Menurut Syafii, tim SAR harus melakukan proses ekstrikasi atau tindakan penyelamatan khusus untuk mengeluarkan korban dari bagian kereta yang rusak. Langkah tersebut dilakukan agar korban dapat dievakuasi tanpa menimbulkan cedera yang lebih berat.
Ia juga menjelaskan bahwa lokomotif tidak langsung ditarik bersama gerbong karena masih ada lima korban yang terjepit. Karena itu, tim penyelamat harus memastikan seluruh korban berhasil dikeluarkan terlebih dahulu dengan aman.
“Pada saat itu memang ada lima korban yang masih dalam kondisi terjepit dan harus kita laksanakan kegiatan ekstrikasi, sehingga korban bisa kita selamatkan tanpa menimbulkan dampak yang lebih berat lagi,” kata Syafii di lokasi, Selasa, 28 April 2026.
Syafii menyampaikan apresiasi kepada seluruh unsur yang terlibat dalam proses evakuasi, mulai dari tim SAR gabungan, petugas medis, pihak KAI, hingga pihak lain yang membantu penanganan di lapangan.
Ia memastikan operasi SAR telah selesai pada Selasa pagi sekitar pukul 08.00 WIB. Setelah seluruh korban berhasil dievakuasi, tim SAR kemudian dikembalikan ke satuan masing-masing.
Direktur Utama PT KAI, Bobby Rasyidin, juga menyampaikan bahwa evakuasi terhadap KA Argo Bromo Anggrek telah dilakukan sepenuhnya. Lokomotif juga sudah berhasil dilepaskan dari rangkaian terakhir KRL yang terdampak.
“Evakuasi dari Kereta Argo Anggrek sudah kami bisa lakukan 100 persen. Sekarang lokomotifnya sudah lepas dari rangkaian terakhir KRL yang terdampak,” kata Bobby.
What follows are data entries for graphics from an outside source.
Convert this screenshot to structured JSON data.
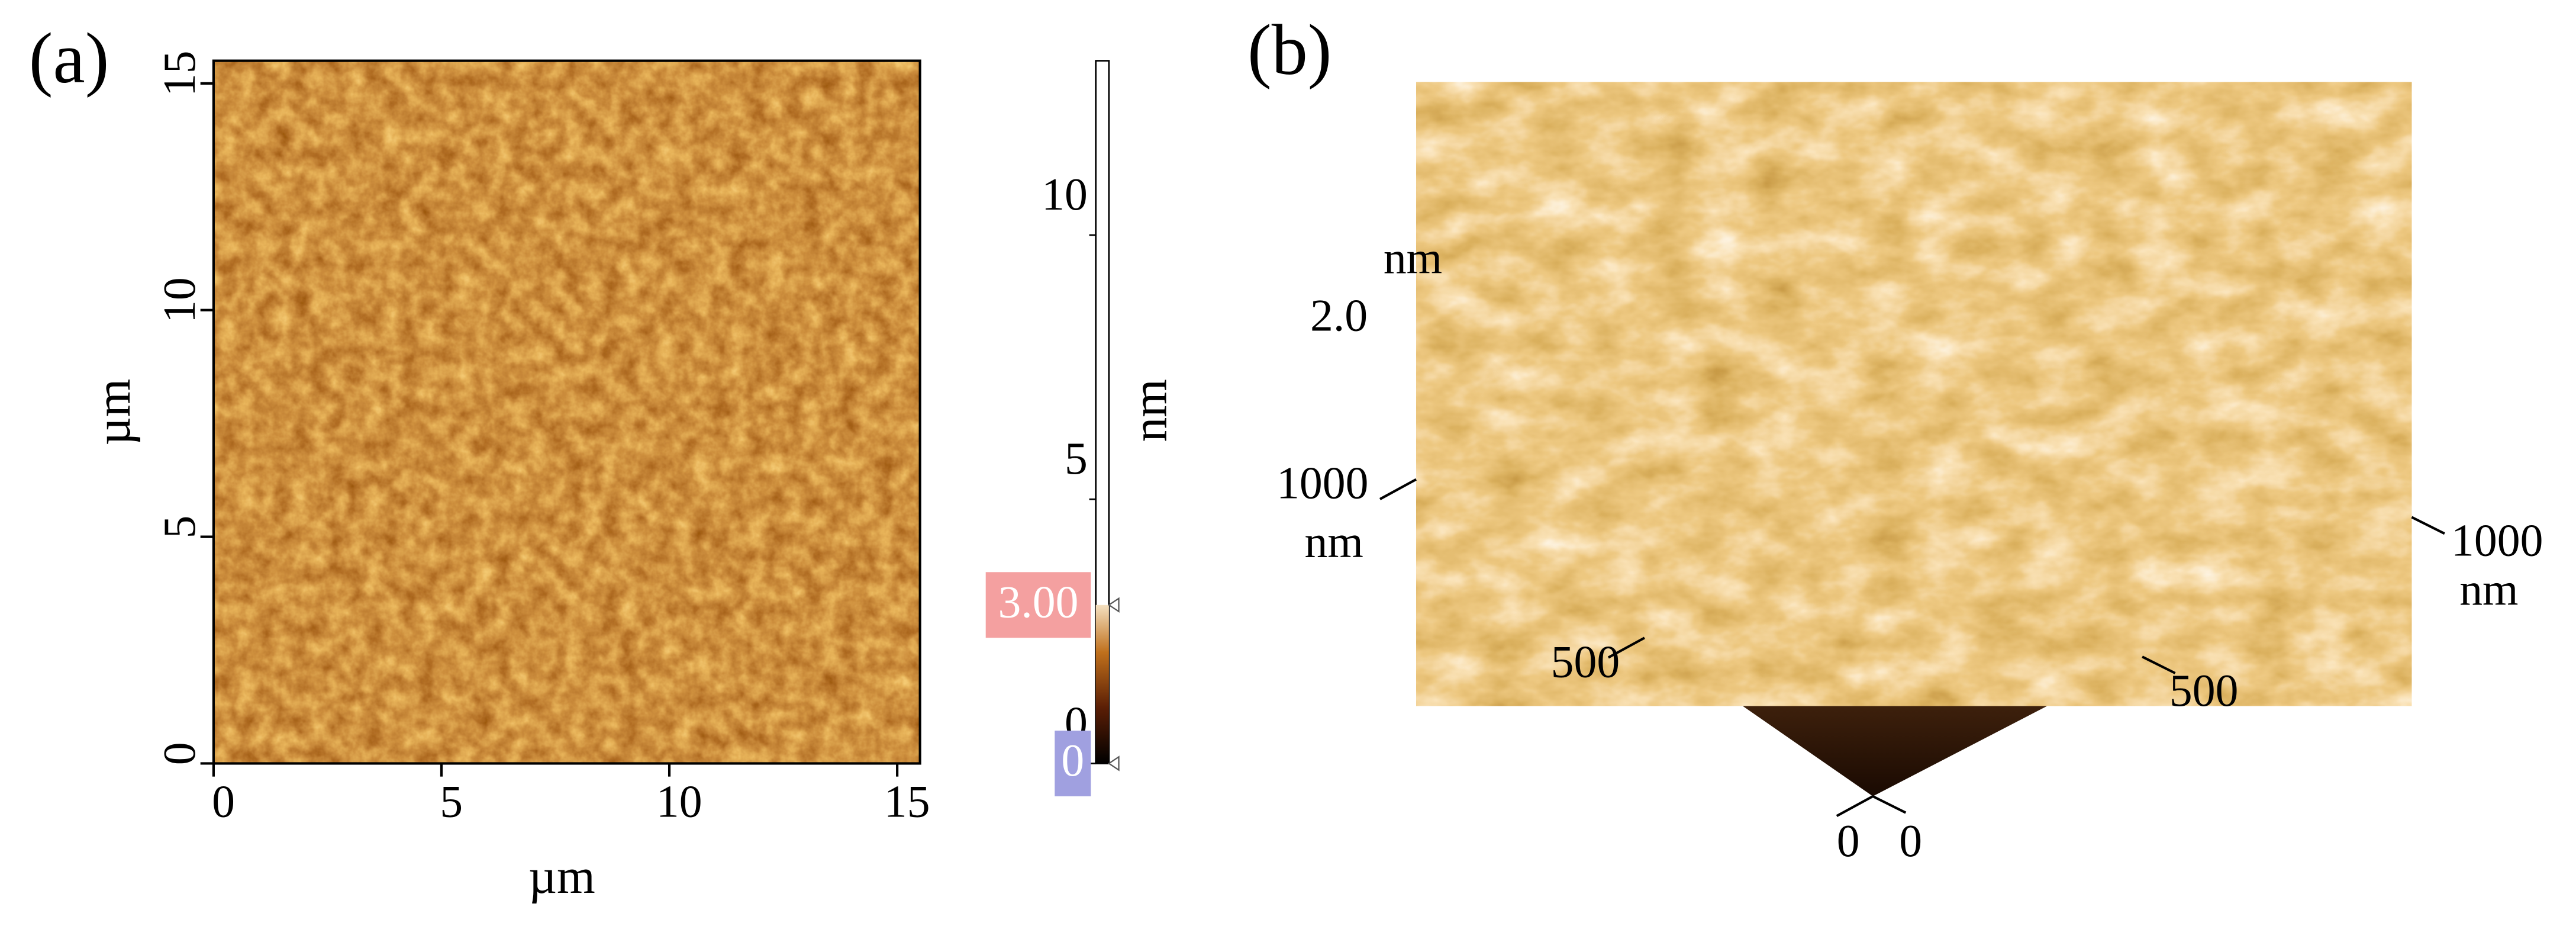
{
  "panel_a": {
    "label": "(a)",
    "x_axis": {
      "label": "µm",
      "ticks": [
        0,
        5,
        10,
        15
      ],
      "lim": [
        0,
        15.5
      ]
    },
    "y_axis": {
      "label": "µm",
      "ticks": [
        0,
        5,
        10,
        15
      ],
      "lim": [
        0,
        15.5
      ]
    },
    "colorbar": {
      "label": "nm",
      "ticks": [
        0,
        5,
        10
      ],
      "lim": [
        0,
        13.3
      ],
      "markers": [
        {
          "value": 3,
          "label": "3.00"
        },
        {
          "value": 0,
          "label": "0"
        }
      ]
    }
  },
  "panel_b": {
    "label": "(b)",
    "z_axis": {
      "label": "nm",
      "ticks": [
        {
          "value": 2,
          "label": "2.0"
        }
      ]
    },
    "left_axis": {
      "label": "nm",
      "ticks": [
        0,
        500,
        1000
      ]
    },
    "right_axis": {
      "label": "nm",
      "ticks": [
        0,
        500,
        1000
      ]
    }
  }
}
Meski jalur hilir sudah dapat beroperasi kembali, layanan KRL untuk sementara waktu masih dibatasi. Stasiun Bekasi Timur belum melayani naik dan turun penumpang, sementara layanan Commuter Line hanya sampai Stasiun Bekasi.
Peristiwa ini menjadi duka mendalam sekaligus menunjukkan beratnya proses evakuasi dalam kecelakaan kereta, terutama ketika korban masih terjepit di dalam gerbong yang rusak parah.(æ/red)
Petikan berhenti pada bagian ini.